Microwave Photonic Interrogation of a High-Speed and High-Resolution Multipoint Refractive Index Sensor

Abstract

Microwave photonic interrogation of a high-speed and high-resolution multipoint refractive index (RI) sensor based on an Au-coated tilted fiber grating (Au-TFBG) array is proposed and experimentally demonstrated. Due to the surface plasmon resonance (SPR), the optical spectrum of an Au-TFBG has a dip in the spectral envelope.
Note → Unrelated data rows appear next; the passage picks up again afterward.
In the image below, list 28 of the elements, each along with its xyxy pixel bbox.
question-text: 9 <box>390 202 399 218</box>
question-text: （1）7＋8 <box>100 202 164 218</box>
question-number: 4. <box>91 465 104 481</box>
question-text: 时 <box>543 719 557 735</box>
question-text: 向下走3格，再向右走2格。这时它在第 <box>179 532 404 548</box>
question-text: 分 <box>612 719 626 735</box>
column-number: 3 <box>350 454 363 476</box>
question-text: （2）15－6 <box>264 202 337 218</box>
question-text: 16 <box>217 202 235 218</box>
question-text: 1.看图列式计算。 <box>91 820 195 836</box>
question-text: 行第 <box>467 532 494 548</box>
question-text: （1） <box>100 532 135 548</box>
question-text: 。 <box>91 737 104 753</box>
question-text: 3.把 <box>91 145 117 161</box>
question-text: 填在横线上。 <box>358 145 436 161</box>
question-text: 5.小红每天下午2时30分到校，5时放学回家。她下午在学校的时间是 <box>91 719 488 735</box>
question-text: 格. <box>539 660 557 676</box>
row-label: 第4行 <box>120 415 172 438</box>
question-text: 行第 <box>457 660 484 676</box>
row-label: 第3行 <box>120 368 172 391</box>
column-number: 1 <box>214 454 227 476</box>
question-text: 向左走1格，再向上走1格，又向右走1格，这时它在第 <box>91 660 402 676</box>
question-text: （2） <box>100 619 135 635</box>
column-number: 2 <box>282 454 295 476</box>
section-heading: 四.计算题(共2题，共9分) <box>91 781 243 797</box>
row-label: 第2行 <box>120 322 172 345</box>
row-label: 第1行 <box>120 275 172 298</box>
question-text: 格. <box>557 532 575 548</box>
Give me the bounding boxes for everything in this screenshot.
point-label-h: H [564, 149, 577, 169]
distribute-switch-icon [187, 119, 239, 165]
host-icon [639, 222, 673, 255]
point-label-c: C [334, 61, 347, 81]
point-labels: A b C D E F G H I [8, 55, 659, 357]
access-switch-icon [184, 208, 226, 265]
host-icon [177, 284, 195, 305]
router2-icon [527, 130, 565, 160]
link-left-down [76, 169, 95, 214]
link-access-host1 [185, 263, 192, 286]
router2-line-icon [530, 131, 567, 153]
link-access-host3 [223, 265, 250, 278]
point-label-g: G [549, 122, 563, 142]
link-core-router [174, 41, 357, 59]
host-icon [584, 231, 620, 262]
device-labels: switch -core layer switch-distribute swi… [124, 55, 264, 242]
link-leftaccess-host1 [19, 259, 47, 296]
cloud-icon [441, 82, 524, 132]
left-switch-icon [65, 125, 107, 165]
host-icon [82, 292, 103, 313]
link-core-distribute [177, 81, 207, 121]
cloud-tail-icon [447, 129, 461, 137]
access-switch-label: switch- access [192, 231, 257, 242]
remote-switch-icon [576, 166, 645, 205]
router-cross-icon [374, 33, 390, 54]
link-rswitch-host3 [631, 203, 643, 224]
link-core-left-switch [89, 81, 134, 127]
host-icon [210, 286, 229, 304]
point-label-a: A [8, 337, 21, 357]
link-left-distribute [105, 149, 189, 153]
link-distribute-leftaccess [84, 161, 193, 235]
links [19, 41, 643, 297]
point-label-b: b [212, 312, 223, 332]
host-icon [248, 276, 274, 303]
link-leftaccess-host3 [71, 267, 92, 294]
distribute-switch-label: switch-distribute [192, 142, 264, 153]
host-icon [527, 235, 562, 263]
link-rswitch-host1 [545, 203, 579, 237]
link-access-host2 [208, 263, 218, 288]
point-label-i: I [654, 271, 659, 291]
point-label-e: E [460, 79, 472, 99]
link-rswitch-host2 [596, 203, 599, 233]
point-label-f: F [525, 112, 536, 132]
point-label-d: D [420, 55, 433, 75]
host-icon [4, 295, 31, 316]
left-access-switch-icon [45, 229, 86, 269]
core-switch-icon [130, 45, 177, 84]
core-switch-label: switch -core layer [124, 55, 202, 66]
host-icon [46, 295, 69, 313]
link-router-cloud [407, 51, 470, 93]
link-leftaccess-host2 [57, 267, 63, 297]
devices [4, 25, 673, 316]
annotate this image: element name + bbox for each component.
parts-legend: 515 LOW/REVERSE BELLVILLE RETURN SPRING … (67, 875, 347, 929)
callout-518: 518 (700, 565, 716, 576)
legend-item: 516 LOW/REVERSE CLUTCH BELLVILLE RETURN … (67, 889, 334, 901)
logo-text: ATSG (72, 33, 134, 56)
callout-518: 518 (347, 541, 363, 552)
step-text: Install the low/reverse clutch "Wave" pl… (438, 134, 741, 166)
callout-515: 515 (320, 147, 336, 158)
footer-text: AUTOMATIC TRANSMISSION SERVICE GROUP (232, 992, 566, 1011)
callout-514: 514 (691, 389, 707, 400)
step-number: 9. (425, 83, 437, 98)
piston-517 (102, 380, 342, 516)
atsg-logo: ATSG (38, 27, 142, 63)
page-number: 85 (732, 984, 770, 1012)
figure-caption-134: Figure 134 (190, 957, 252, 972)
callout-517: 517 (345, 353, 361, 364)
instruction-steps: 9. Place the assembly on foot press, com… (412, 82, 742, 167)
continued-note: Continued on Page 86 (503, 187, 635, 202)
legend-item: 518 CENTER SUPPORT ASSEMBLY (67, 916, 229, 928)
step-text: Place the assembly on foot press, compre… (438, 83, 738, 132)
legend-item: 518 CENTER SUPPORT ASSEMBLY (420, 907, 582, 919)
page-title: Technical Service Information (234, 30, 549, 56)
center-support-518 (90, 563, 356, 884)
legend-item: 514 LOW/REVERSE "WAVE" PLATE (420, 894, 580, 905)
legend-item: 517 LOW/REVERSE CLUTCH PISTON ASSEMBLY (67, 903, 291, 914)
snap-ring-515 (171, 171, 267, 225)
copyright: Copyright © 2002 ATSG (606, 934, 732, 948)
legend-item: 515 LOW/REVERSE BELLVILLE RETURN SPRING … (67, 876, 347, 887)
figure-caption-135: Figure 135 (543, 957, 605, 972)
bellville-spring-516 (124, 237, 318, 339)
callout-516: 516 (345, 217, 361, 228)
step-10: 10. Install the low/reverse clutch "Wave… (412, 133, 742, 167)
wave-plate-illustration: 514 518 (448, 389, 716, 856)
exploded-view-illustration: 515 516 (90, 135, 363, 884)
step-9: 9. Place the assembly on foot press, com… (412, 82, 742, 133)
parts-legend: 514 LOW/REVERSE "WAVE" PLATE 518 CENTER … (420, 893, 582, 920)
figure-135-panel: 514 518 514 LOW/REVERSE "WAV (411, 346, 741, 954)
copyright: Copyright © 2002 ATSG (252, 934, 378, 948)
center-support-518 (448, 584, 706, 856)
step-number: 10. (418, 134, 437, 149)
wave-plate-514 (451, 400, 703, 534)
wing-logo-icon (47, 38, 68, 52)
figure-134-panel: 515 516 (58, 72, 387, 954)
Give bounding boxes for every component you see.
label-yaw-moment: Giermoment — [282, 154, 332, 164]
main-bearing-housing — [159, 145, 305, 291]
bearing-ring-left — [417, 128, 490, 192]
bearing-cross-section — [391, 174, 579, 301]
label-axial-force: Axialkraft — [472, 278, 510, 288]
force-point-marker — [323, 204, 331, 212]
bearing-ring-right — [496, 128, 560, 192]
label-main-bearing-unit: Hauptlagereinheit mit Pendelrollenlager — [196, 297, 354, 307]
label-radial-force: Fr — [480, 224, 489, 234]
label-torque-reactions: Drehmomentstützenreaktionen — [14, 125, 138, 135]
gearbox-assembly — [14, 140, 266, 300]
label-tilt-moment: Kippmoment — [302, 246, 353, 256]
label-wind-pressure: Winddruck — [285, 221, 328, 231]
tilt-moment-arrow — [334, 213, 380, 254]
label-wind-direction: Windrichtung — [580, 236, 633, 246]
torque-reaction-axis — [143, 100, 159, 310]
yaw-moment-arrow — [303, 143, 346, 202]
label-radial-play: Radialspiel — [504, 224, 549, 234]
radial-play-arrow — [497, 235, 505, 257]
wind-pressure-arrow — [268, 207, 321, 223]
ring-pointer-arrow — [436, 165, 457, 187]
When an Au-TFBG is immersed in a solution and the RI of the solution changes, the location of the dip will shift, reflecting the change of the RI. For multipoint sensing, an Au-TFBG array with the array elements located at different locations is employed. However, due to the overlap of the spectra of the Au-TFBGs in the array, the dips cannot be precisely located by optical spectrum measurement. A solution is to convert the spectra to the time domain based on spectral shaping and wavelength-to-time (SS-WTT) mapping with the mapped temporal waveforms separated by different time delays. By using a digital signal processor (DSP), the sensing information can be extracted at a high speed and high resolution. The proposed approach is evaluated experimentally. Experimental results show that the sensor has high RI accuracies of 3.1×10^−5, 2.5×10^−5 and 2.6×10^−5 refractive index unit (RIU) and a fast sensing speed of 11.75 kHz.